I’m sure it must have something to do with seeing now, in hindsight so clearly, that when I was most consumed with, and convinced by, the feeling of nothingness beneath myself, all around me life busied itself tying nets, as life invariably does right in the middle of our one massive, universal blind spot.

On a tangible level, writing in community helps me love more what I love. Of equal importance, of greater and certainly more urgent necessity, it helps me hate less what I hate.
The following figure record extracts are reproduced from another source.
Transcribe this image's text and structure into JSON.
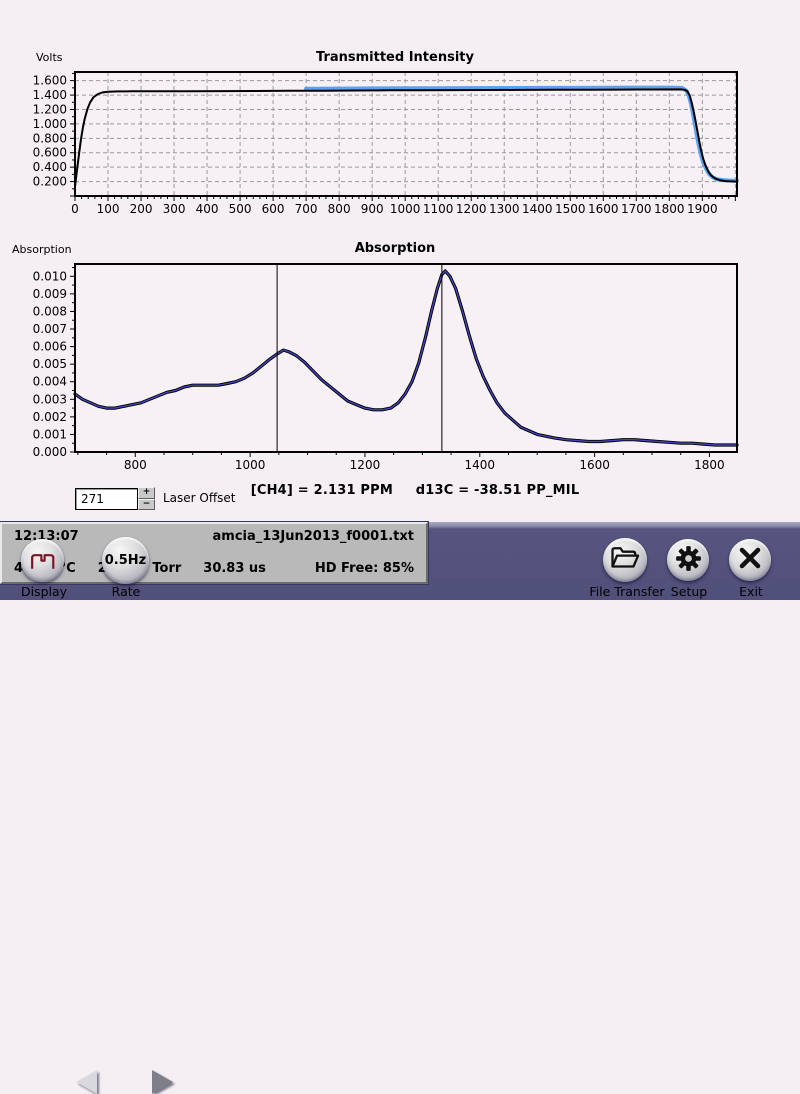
{
  "app": {
    "background": "#f5eff4",
    "toolbar_color": "#50507b",
    "plot_background": "#f7f1f6",
    "grid_color": "#9a9a9a"
  },
  "chart_data": [
    {
      "type": "line",
      "title": "Transmitted Intensity",
      "ylabel": "Volts",
      "xlabel": "",
      "xlim": [
        0,
        2005
      ],
      "ylim": [
        0,
        1.72
      ],
      "grid": true,
      "x_label_min": 0,
      "x_label_max": 1900,
      "x_major_step": 100,
      "x_minor_step": 20,
      "y_label_min": 0.2,
      "y_label_max": 1.6,
      "y_major_step": 0.2,
      "y_minor_step": 0.1,
      "y_decimals": 3,
      "legend": "none",
      "series": [
        {
          "name": "reference-trace",
          "color": "#5aa3f0",
          "width": 4,
          "points": [
            [
              700,
              1.487
            ],
            [
              800,
              1.49
            ],
            [
              900,
              1.492
            ],
            [
              1000,
              1.494
            ],
            [
              1100,
              1.495
            ],
            [
              1200,
              1.497
            ],
            [
              1300,
              1.498
            ],
            [
              1400,
              1.499
            ],
            [
              1500,
              1.5
            ],
            [
              1600,
              1.502
            ],
            [
              1700,
              1.503
            ],
            [
              1800,
              1.504
            ],
            [
              1838,
              1.5
            ],
            [
              1852,
              1.46
            ],
            [
              1860,
              1.38
            ],
            [
              1866,
              1.27
            ],
            [
              1872,
              1.13
            ],
            [
              1878,
              0.98
            ],
            [
              1884,
              0.83
            ],
            [
              1890,
              0.69
            ],
            [
              1896,
              0.57
            ],
            [
              1903,
              0.46
            ],
            [
              1911,
              0.38
            ],
            [
              1920,
              0.31
            ],
            [
              1930,
              0.265
            ],
            [
              1942,
              0.235
            ],
            [
              1958,
              0.222
            ],
            [
              1980,
              0.215
            ],
            [
              2005,
              0.212
            ]
          ]
        },
        {
          "name": "signal-trace",
          "color": "#000000",
          "width": 2,
          "points": [
            [
              0,
              0.13
            ],
            [
              6,
              0.36
            ],
            [
              12,
              0.58
            ],
            [
              18,
              0.78
            ],
            [
              24,
              0.95
            ],
            [
              30,
              1.08
            ],
            [
              38,
              1.21
            ],
            [
              46,
              1.3
            ],
            [
              56,
              1.37
            ],
            [
              68,
              1.41
            ],
            [
              82,
              1.435
            ],
            [
              100,
              1.447
            ],
            [
              130,
              1.451
            ],
            [
              170,
              1.452
            ],
            [
              250,
              1.452
            ],
            [
              350,
              1.454
            ],
            [
              450,
              1.455
            ],
            [
              550,
              1.457
            ],
            [
              650,
              1.459
            ],
            [
              750,
              1.461
            ],
            [
              850,
              1.463
            ],
            [
              950,
              1.466
            ],
            [
              1050,
              1.468
            ],
            [
              1150,
              1.469
            ],
            [
              1250,
              1.471
            ],
            [
              1350,
              1.472
            ],
            [
              1450,
              1.474
            ],
            [
              1550,
              1.475
            ],
            [
              1650,
              1.476
            ],
            [
              1750,
              1.477
            ],
            [
              1835,
              1.478
            ],
            [
              1848,
              1.472
            ],
            [
              1855,
              1.45
            ],
            [
              1861,
              1.4
            ],
            [
              1867,
              1.31
            ],
            [
              1873,
              1.19
            ],
            [
              1879,
              1.05
            ],
            [
              1885,
              0.9
            ],
            [
              1891,
              0.75
            ],
            [
              1897,
              0.62
            ],
            [
              1903,
              0.51
            ],
            [
              1910,
              0.42
            ],
            [
              1918,
              0.34
            ],
            [
              1927,
              0.285
            ],
            [
              1938,
              0.245
            ],
            [
              1952,
              0.22
            ],
            [
              1970,
              0.207
            ],
            [
              2005,
              0.2
            ]
          ]
        }
      ]
    },
    {
      "type": "line",
      "title": "Absorption",
      "ylabel": "Absorption",
      "xlabel": "",
      "xlim": [
        695,
        1848
      ],
      "ylim": [
        0,
        0.0107
      ],
      "grid": false,
      "x_label_min": 800,
      "x_label_max": 1800,
      "x_major_step": 200,
      "x_minor_step": 50,
      "y_label_min": 0,
      "y_label_max": 0.01,
      "y_major_step": 0.001,
      "y_minor_step": 0.0005,
      "y_decimals": 3,
      "legend": "none",
      "markers": [
        1047,
        1334
      ],
      "points": [
        [
          695,
          0.0033
        ],
        [
          708,
          0.003
        ],
        [
          722,
          0.0028
        ],
        [
          736,
          0.0026
        ],
        [
          750,
          0.0025
        ],
        [
          765,
          0.0025
        ],
        [
          780,
          0.0026
        ],
        [
          795,
          0.0027
        ],
        [
          810,
          0.0028
        ],
        [
          825,
          0.003
        ],
        [
          840,
          0.0032
        ],
        [
          855,
          0.0034
        ],
        [
          870,
          0.0035
        ],
        [
          885,
          0.0037
        ],
        [
          900,
          0.0038
        ],
        [
          915,
          0.0038
        ],
        [
          930,
          0.0038
        ],
        [
          945,
          0.0038
        ],
        [
          960,
          0.0039
        ],
        [
          975,
          0.004
        ],
        [
          990,
          0.0042
        ],
        [
          1005,
          0.0045
        ],
        [
          1020,
          0.0049
        ],
        [
          1035,
          0.0053
        ],
        [
          1048,
          0.0056
        ],
        [
          1058,
          0.0058
        ],
        [
          1068,
          0.0057
        ],
        [
          1080,
          0.0055
        ],
        [
          1095,
          0.0051
        ],
        [
          1110,
          0.0046
        ],
        [
          1125,
          0.0041
        ],
        [
          1140,
          0.0037
        ],
        [
          1155,
          0.0033
        ],
        [
          1170,
          0.0029
        ],
        [
          1185,
          0.0027
        ],
        [
          1200,
          0.0025
        ],
        [
          1215,
          0.0024
        ],
        [
          1230,
          0.0024
        ],
        [
          1245,
          0.0025
        ],
        [
          1258,
          0.0028
        ],
        [
          1270,
          0.0033
        ],
        [
          1282,
          0.004
        ],
        [
          1294,
          0.0051
        ],
        [
          1306,
          0.0066
        ],
        [
          1316,
          0.008
        ],
        [
          1326,
          0.0093
        ],
        [
          1334,
          0.0101
        ],
        [
          1340,
          0.0103
        ],
        [
          1348,
          0.01
        ],
        [
          1358,
          0.0093
        ],
        [
          1370,
          0.008
        ],
        [
          1382,
          0.0066
        ],
        [
          1394,
          0.0053
        ],
        [
          1406,
          0.0043
        ],
        [
          1418,
          0.0035
        ],
        [
          1430,
          0.0028
        ],
        [
          1444,
          0.0022
        ],
        [
          1458,
          0.0018
        ],
        [
          1472,
          0.0014
        ],
        [
          1486,
          0.0012
        ],
        [
          1500,
          0.001
        ],
        [
          1515,
          0.0009
        ],
        [
          1530,
          0.0008
        ],
        [
          1550,
          0.0007
        ],
        [
          1570,
          0.00065
        ],
        [
          1590,
          0.0006
        ],
        [
          1610,
          0.0006
        ],
        [
          1630,
          0.00065
        ],
        [
          1650,
          0.0007
        ],
        [
          1670,
          0.0007
        ],
        [
          1690,
          0.00065
        ],
        [
          1710,
          0.0006
        ],
        [
          1730,
          0.00055
        ],
        [
          1750,
          0.0005
        ],
        [
          1770,
          0.0005
        ],
        [
          1790,
          0.00045
        ],
        [
          1810,
          0.0004
        ],
        [
          1830,
          0.0004
        ],
        [
          1848,
          0.0004
        ]
      ],
      "series": [
        {
          "name": "measured-band",
          "color": "#000000",
          "width": 3.2
        },
        {
          "name": "fit-line",
          "color": "#4343bb",
          "width": 1.4
        }
      ]
    }
  ],
  "controls": {
    "laser_offset_value": "271",
    "laser_offset_label": "Laser Offset",
    "spinner_up_label": "+",
    "spinner_down_label": "−"
  },
  "readout": {
    "ch4": "[CH4] = 2.131  PPM",
    "d13c": "d13C = -38.51  PP_MIL"
  },
  "status": {
    "time": "12:13:07",
    "filename": "amcia_13Jun2013_f0001.txt",
    "temperature": "44.99 °C",
    "pressure": "299.03 Torr",
    "pulse_width": "30.83 us",
    "hd_free": "HD Free: 85%"
  },
  "toolbar": {
    "display_label": "Display",
    "rate_label": "Rate",
    "rate_value": "0.5Hz",
    "file_transfer_label": "File Transfer",
    "setup_label": "Setup",
    "exit_label": "Exit"
  }
}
Not infrequently, when gripped by an overwhelming regrettable or shameful reason to hate myself for the things I’ve done or haven’t, writing in community with others does for me a thing that, for whatever reason, my goose-fleshed body insists must be conveyed in waves of sobbing, uncontrollable, red faced, snot bubbling tears. “It doesn’t have to be pretty, it has to be real. Honesty of voice: if you curse when you talk, curse in your writing. Just keep the pen moving for these next ten minutes. I’ll play us some tunes and see you on the other side,” says Seema.  And, O my. My-my-my, the astonishing beauty these eyes have seen when the music stops.

Now, I have no idea how long the whirling dervish has had the floor but it’s time to drain the tub, refill it, and soak a while longer. At least until a monarch butterfly with a banana peel body is airborne. What in the world does that even mean? This is the creative process. These are the lengths art is willing to go to for us; the lengths we go to for each other, for the truth. And sometimes just for the fun of it because let’s face it, a life having fun forgets all about saving itself. Yes. At last, this is a whole bunch of words strung together but can we call it a “completed essay”? May that which is so much greater than I please not fail us now with all of its amazing grace.

Anne Barlieb (she/her, favorite = we) iconic masterpiece, unfinished; batteries not included.